Australian electrical engineer

Dalma Novak is an Australian electrical engineer known for her expertise in radio over fiber. Formerly a professor at the University of Melbourne and president of the IEEE Photonics Society, she works in Maryland in the US as vice president of engineering at Octane Wireless.

==Education and career==
Novak studied electrical engineering at the University of Queensland, where she earned a bachelor's degree with first class honors in 1987, and a PhD in 1992.

She became a faculty member in the University of Melbourne Department of Electrical and Electronic Engineering in 1992, and was named professor and chair of telecommunications in 2004. In the same year she co-founded Pharad LLC, while continuing at the University of Melbourne until 2009 as a professorial fellow and subsequently as an honorary professor.
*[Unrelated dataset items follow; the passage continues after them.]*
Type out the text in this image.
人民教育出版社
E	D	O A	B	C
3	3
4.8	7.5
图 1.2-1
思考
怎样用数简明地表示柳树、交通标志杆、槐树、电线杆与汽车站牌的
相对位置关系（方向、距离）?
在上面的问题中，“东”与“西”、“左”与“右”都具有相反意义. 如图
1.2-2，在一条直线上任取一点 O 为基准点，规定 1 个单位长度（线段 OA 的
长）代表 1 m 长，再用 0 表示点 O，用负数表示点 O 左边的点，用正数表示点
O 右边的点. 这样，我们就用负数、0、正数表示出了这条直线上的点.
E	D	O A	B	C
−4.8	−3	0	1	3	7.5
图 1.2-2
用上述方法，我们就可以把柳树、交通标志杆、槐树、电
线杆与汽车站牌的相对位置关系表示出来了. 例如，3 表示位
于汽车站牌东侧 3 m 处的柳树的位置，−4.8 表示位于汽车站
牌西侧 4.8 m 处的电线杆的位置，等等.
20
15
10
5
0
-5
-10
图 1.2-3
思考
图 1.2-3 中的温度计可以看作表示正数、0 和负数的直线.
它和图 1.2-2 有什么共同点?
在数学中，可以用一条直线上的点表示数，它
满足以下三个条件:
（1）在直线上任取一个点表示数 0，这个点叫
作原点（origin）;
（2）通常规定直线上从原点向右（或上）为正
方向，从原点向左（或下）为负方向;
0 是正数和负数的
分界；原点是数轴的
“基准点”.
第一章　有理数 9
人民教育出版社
Pharad LLC since became Octane Wireless, where Novak is vice president of engineering.

She was president of the IEEE Photonics Society for 2014–2015.

==Recognition==
Novak was named as an IEEE Fellow in 2007 "for contributions to enabling technologies for the implementation of fiber radio systems". She was the 2018 winner of the Engineering Achievement Award of the IEEE Photonics Society, "for the creation and development of breakthrough technologies for the microwave photonics field, in particular for fiber-radio communication systems".